Исправно работает Руфина Дулесова на семнадцатой линии. Подчиняется ее неписаным правилам, и со стороны кажется, что она многое поняла. И это так. Многое поняла Руфина. Поняла, но не приняла. Сердцем. Нутром.

Ей нравилась скромность, самоотверженность, спаянность коллектива, борьба за общий, а не личный успех. Но в эти хорошие черты бригады она не могла поверить, как и в ее идейную сущность, в моральные основы. Руфина видела в них показную условность, некий гипноз самовнушения. Повторялась старая история внутреннего разлада, но на этот раз не с одним человеком, которым был Алексей, а с коллективом «Алексеев». И уж конечно, из всех этих «Алексеев» выделялся Сергей. Несомненно, Сергей — душа бригады, и все идут за ним. Не называя себя бригадиром, он остается им.

Руфина не допускает, что Сергей сознательно ввел сменное бригадирство, желая этим устранить Руфину и не дать линии называться «семнадцатая дулесовская», как она уже называлась кое-кем. Пусть он не хотел этого, как не хотел и его брат Алексей, вводя автоматическую приставку, зачеркнуть славу Руфины. Это ничего не меняет. Равноправный дележ успехов бригады не устраивает Руфину, но как об этом сказать?..

Кому?

Ведь она по своему желанию приняла приглашение Гладышева и пошла на отстающую линию, чтобы сделать ее передовой. Теперь она стала такой. Более того, все считают ее коммунистической. Так чем же ты недовольна, Руфина Дулесова? Чего ты хочешь? Тянуть линию назад? Отвести ее на прежние рубежи? Засушить, дать увянуть тому, что должно расти и стать цветом времени, смыслом всей жизни тружеников и твоей жизни, если ты дочь, а не падчерица своего народа?

Разговор с Алексеем, оказывается, продолжается.

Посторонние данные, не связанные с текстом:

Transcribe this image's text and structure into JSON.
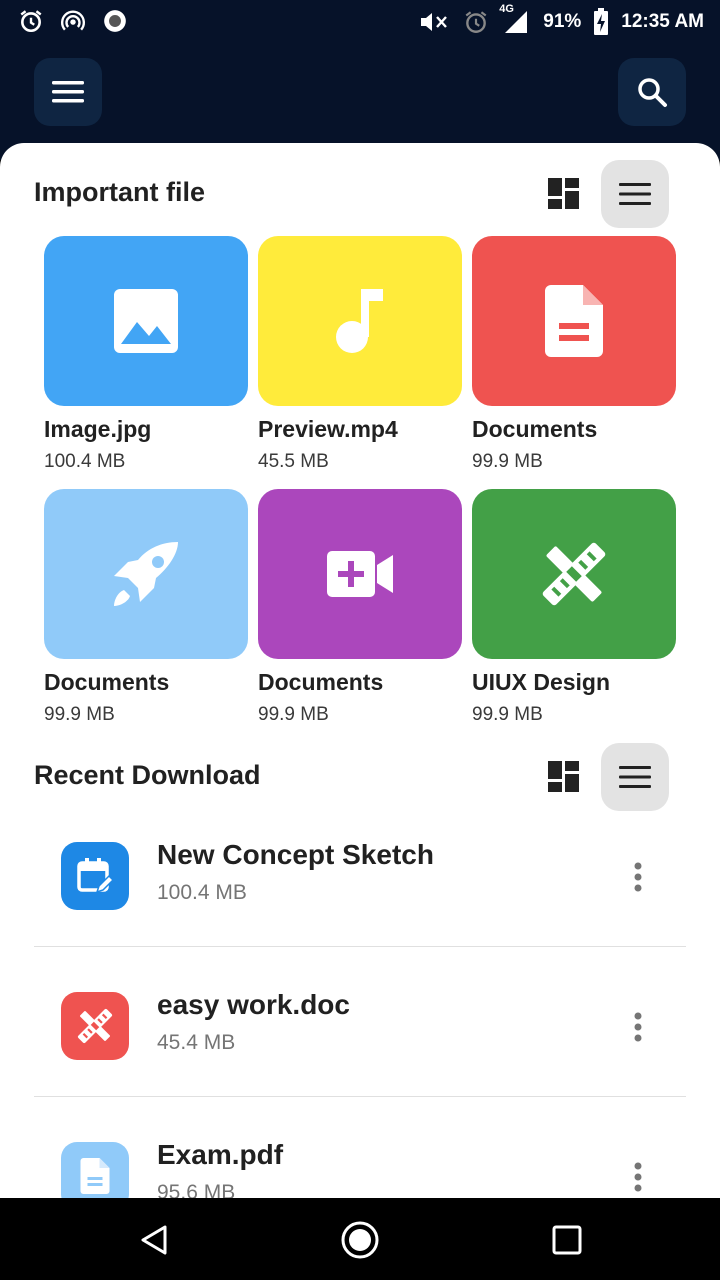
{
  "status_bar": {
    "battery": "91%",
    "time": "12:35 AM",
    "network": "4G",
    "left_icons": [
      "alarm-icon",
      "hotspot-icon",
      "record-icon"
    ],
    "right_icons": [
      "mute-icon",
      "alarm-icon",
      "signal-icon",
      "battery-charging-icon"
    ]
  },
  "app_bar": {
    "menu_icon": "menu-icon",
    "search_icon": "search-icon"
  },
  "important": {
    "title": "Important file",
    "files": [
      {
        "name": "Image.jpg",
        "size": "100.4 MB",
        "color": "#42a5f5",
        "icon": "image-icon"
      },
      {
        "name": "Preview.mp4",
        "size": "45.5 MB",
        "color": "#ffeb3b",
        "icon": "music-note-icon"
      },
      {
        "name": "Documents",
        "size": "99.9 MB",
        "color": "#ef5350",
        "icon": "document-icon"
      },
      {
        "name": "Documents",
        "size": "99.9 MB",
        "color": "#90caf9",
        "icon": "rocket-icon"
      },
      {
        "name": "Documents",
        "size": "99.9 MB",
        "color": "#ab47bc",
        "icon": "video-add-icon"
      },
      {
        "name": "UIUX Design",
        "size": "99.9 MB",
        "color": "#43a047",
        "icon": "design-tools-icon"
      }
    ]
  },
  "recent": {
    "title": "Recent Download",
    "items": [
      {
        "name": "New Concept Sketch",
        "size": "100.4 MB",
        "color": "#1e88e5",
        "icon": "calendar-edit-icon"
      },
      {
        "name": "easy work.doc",
        "size": "45.4 MB",
        "color": "#ef5350",
        "icon": "design-tools-icon"
      },
      {
        "name": "Exam.pdf",
        "size": "95.6 MB",
        "color": "#90caf9",
        "icon": "document-icon"
      }
    ]
  },
  "colors": {
    "header_bg": "#061229",
    "header_button_bg": "#0f2542",
    "active_view_bg": "#e3e3e3"
  }
}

Продолжается в ней самой. В ее сознании. В ее сознании разговаривает Алексей, ломая незыблемое, сокровенное, взлелеянное.

Нет страшнее разлада, чем внутренний разлад. Ей нужно, ей хочется теперь поговорить с Сережей. Поговорить и хотя бы очиститься перед ним. Виновата она или нет в своей любви к Алексею, но все же она принесла много страданий Сергею, сломав его счастье в домике с башенкой. Начав с этого, она, может быть, и спросит его, как ей быть дальше. Не враги же они. С этих слов она и начнет.

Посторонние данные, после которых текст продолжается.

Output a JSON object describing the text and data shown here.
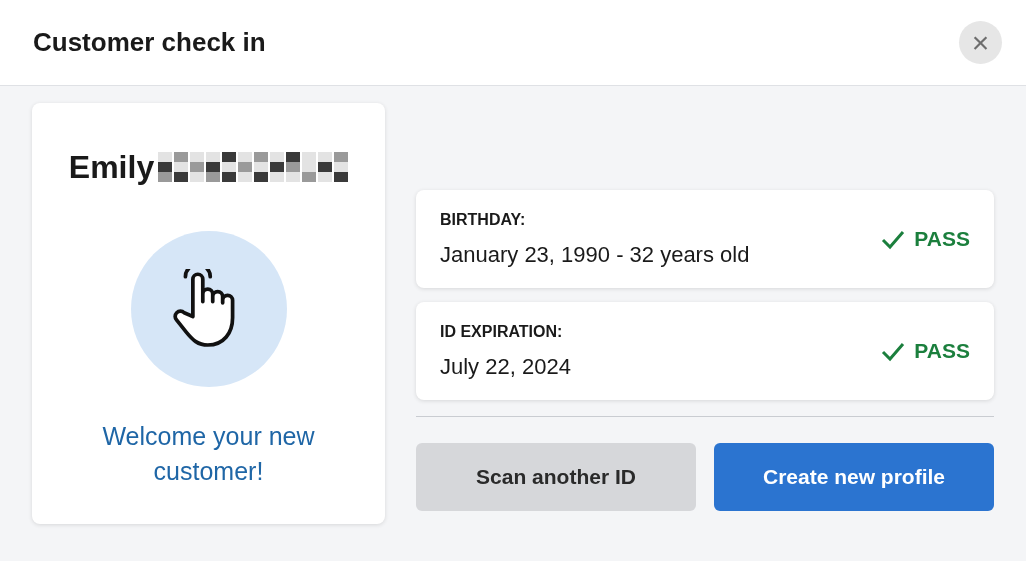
{
  "window": {
    "title": "Customer check in",
    "close_label": "×"
  },
  "customer": {
    "first_name": "Emily",
    "name_redacted": true,
    "message": "Welcome your new customer!"
  },
  "checks": [
    {
      "label": "BIRTHDAY:",
      "value": "January 23, 1990 - 32 years old",
      "passed": true,
      "result": "PASS"
    },
    {
      "label": "ID EXPIRATION:",
      "value": "July 22, 2024",
      "passed": true,
      "result": "PASS"
    }
  ],
  "buttons": [
    {
      "label": "Scan another ID",
      "kind": "secondary"
    },
    {
      "label": "Create new profile",
      "kind": "primary"
    }
  ]
}
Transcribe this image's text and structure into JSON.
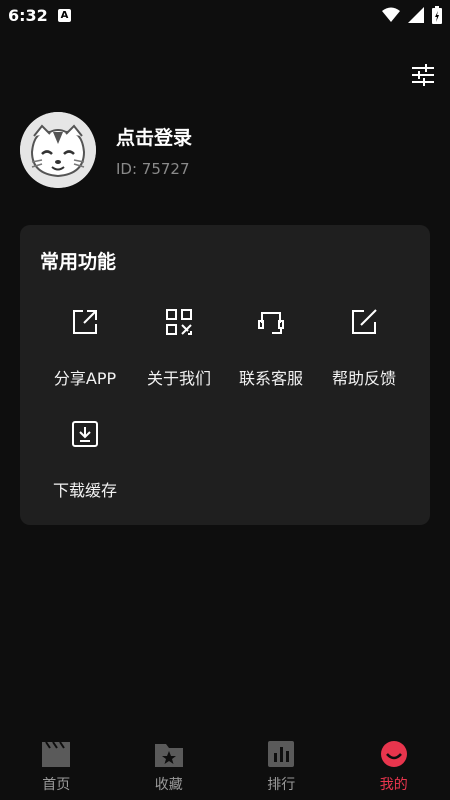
{
  "status": {
    "time": "6:32",
    "notif_letter": "A"
  },
  "profile": {
    "login_text": "点击登录",
    "user_id": "ID: 75727"
  },
  "card": {
    "title": "常用功能",
    "items": [
      {
        "label": "分享APP",
        "icon": "share-icon"
      },
      {
        "label": "关于我们",
        "icon": "qr-code-icon"
      },
      {
        "label": "联系客服",
        "icon": "headset-icon"
      },
      {
        "label": "帮助反馈",
        "icon": "edit-icon"
      },
      {
        "label": "下载缓存",
        "icon": "download-icon"
      }
    ]
  },
  "tabs": [
    {
      "label": "首页",
      "icon": "clapperboard-icon"
    },
    {
      "label": "收藏",
      "icon": "folder-star-icon"
    },
    {
      "label": "排行",
      "icon": "bar-chart-icon"
    },
    {
      "label": "我的",
      "icon": "smile-icon",
      "active": true
    }
  ],
  "colors": {
    "background": "#0e0e0e",
    "card": "#1f1f1f",
    "accent": "#e8354d",
    "muted": "#9a9a9a"
  }
}
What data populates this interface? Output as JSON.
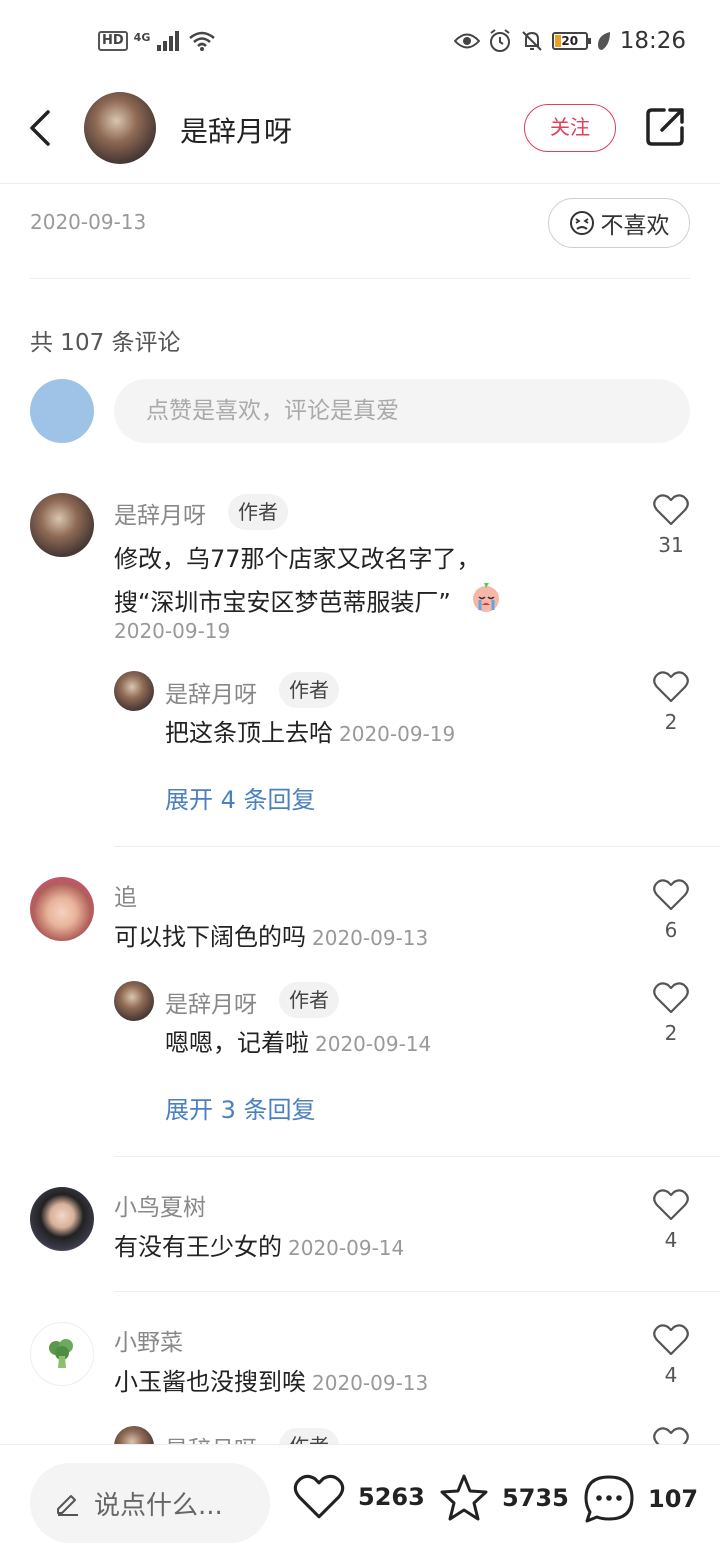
{
  "status_bar": {
    "hd": "HD",
    "network": "4G",
    "battery": "20",
    "time": "18:26"
  },
  "header": {
    "author_name": "是辞月呀",
    "follow_label": "关注"
  },
  "post": {
    "date": "2020-09-13",
    "dislike_label": "不喜欢"
  },
  "comments_section": {
    "count_label": "共 107 条评论",
    "input_placeholder": "点赞是喜欢，评论是真爱"
  },
  "comments": [
    {
      "name": "是辞月呀",
      "badge": "作者",
      "text_line1": "修改，乌77那个店家又改名字了，",
      "text_line2": "搜“深圳市宝安区梦芭蒂服装厂”",
      "date": "2020-09-19",
      "likes": "31",
      "reply": {
        "name": "是辞月呀",
        "badge": "作者",
        "text": "把这条顶上去哈",
        "date": "2020-09-19",
        "likes": "2"
      },
      "expand_label": "展开 4 条回复"
    },
    {
      "name": "追",
      "text": "可以找下阔色的吗",
      "date": "2020-09-13",
      "likes": "6",
      "reply": {
        "name": "是辞月呀",
        "badge": "作者",
        "text": "嗯嗯，记着啦",
        "date": "2020-09-14",
        "likes": "2"
      },
      "expand_label": "展开 3 条回复"
    },
    {
      "name": "小鸟夏树",
      "text": "有没有王少女的",
      "date": "2020-09-14",
      "likes": "4"
    },
    {
      "name": "小野菜",
      "text": "小玉酱也没搜到唉",
      "date": "2020-09-13",
      "likes": "4"
    },
    {
      "name": "是辞月呀",
      "badge": "作者"
    }
  ],
  "bottom_bar": {
    "say_placeholder": "说点什么...",
    "likes": "5263",
    "favorites": "5735",
    "comments": "107"
  },
  "colors": {
    "accent_red": "#e0405a",
    "link_blue": "#4a80c0",
    "my_avatar": "#9ec3e6"
  }
}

«Сережа! Мне нужно поговорить с тобой. Ты, по законам нашей бригады, не можешь мне отказать в этом. Я жду тебя в шесть часов вечера.

Руфина»

Записка была Сережей показана Капе. Капа сказала:

— И очень хорошо. Не растеряй мои слова.

И Сережа пришел. Он пришел в косоворотке, сшитой Капой, и сел возле Руфины на ступени недостроенного крылечка их дома.

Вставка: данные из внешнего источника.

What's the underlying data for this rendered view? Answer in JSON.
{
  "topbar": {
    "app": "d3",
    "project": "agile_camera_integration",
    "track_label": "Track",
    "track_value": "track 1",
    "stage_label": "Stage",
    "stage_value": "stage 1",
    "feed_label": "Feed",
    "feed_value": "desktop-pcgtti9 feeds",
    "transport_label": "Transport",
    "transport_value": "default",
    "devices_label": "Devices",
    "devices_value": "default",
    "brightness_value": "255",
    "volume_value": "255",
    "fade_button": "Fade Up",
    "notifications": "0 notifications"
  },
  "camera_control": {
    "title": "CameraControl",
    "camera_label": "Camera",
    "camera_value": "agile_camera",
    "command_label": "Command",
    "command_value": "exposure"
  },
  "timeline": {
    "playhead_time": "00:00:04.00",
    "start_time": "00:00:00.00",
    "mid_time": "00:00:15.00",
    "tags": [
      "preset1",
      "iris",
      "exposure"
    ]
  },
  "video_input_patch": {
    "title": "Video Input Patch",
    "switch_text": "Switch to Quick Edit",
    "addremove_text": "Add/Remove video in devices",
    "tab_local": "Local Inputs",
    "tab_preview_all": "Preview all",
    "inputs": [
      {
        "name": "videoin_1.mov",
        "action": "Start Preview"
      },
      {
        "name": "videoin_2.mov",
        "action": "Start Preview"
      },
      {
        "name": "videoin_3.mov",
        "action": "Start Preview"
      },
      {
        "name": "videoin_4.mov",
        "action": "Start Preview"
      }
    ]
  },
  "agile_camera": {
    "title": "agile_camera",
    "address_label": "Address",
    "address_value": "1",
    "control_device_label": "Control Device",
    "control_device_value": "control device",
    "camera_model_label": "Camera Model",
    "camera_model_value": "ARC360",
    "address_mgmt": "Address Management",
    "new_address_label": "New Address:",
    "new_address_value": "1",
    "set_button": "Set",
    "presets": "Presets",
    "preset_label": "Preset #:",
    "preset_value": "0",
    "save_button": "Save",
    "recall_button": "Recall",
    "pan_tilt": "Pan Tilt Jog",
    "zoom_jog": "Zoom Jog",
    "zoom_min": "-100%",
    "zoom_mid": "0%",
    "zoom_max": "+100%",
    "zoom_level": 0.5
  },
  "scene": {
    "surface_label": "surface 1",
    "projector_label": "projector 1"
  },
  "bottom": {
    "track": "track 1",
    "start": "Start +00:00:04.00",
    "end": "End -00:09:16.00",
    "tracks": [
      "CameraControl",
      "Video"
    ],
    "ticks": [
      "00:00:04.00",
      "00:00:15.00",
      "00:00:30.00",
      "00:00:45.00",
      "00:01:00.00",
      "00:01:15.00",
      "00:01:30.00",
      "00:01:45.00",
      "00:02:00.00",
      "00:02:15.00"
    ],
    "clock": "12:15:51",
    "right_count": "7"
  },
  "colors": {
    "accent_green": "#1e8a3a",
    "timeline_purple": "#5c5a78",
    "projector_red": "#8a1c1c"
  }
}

— Сережа, мы все-таки не враги. Мы просто жертвы самообмана…

— Руфина! — прервал ее Сережа. — Не «самообманываешься» ли ты, когда говоришь о самообманах, самовнушениях, самогипнозах…

— Не думаю. Мне кажется, мы не любили друг друга. Нам хотелось любви, и мы выдумали ее, а потом поверили в выдуманное.

— Я опять повторяю то же самое. Не выдумываешь ли выдумку о нашей любви? И если выдумываешь, то говори о самой себе, а не обо мне.

— Сережа, неужели ты до сих пор любишь меня?

— Нет, Руфина, — сказал он, — у меня, кажется, уже нет любви к тебе, но я не могу побороть в себе обиду. Ты не захотела тогда хотя бы немножечко смягчить наш разрыв. У тебя не нашлось сострадания ко мне… Помнишь, как ты повернулась ко мне спиной, стала смотреть в окно и не оглянулась, когда я… когда я так неуверенно уходил?

Руфина не оправдывалась:

— Да, это было бестактно с моей стороны.

— Нет, Руфина, «бестактно» — это не совсем подходящее в данном случае слово. Но я не хочу искать подходящие… Ты поступила тогда, по крайней мере, не по-товарищески.

— Да, Сережа. Я тогда думала только о себе. Иначе я и не могла тогда, Сережа…

— Иначе ты не можешь думать и теперь, Руфина. И в этом все твои беды. Все, Руфа. Ты всегда, Руфина, думала о себе. И работая на «АВЕ»… И собираясь выйти замуж за Алешу… Потом — за меня… Потом — переходя на семнадцатую линию. Ты ведь тоже думала не о линии, а о себе.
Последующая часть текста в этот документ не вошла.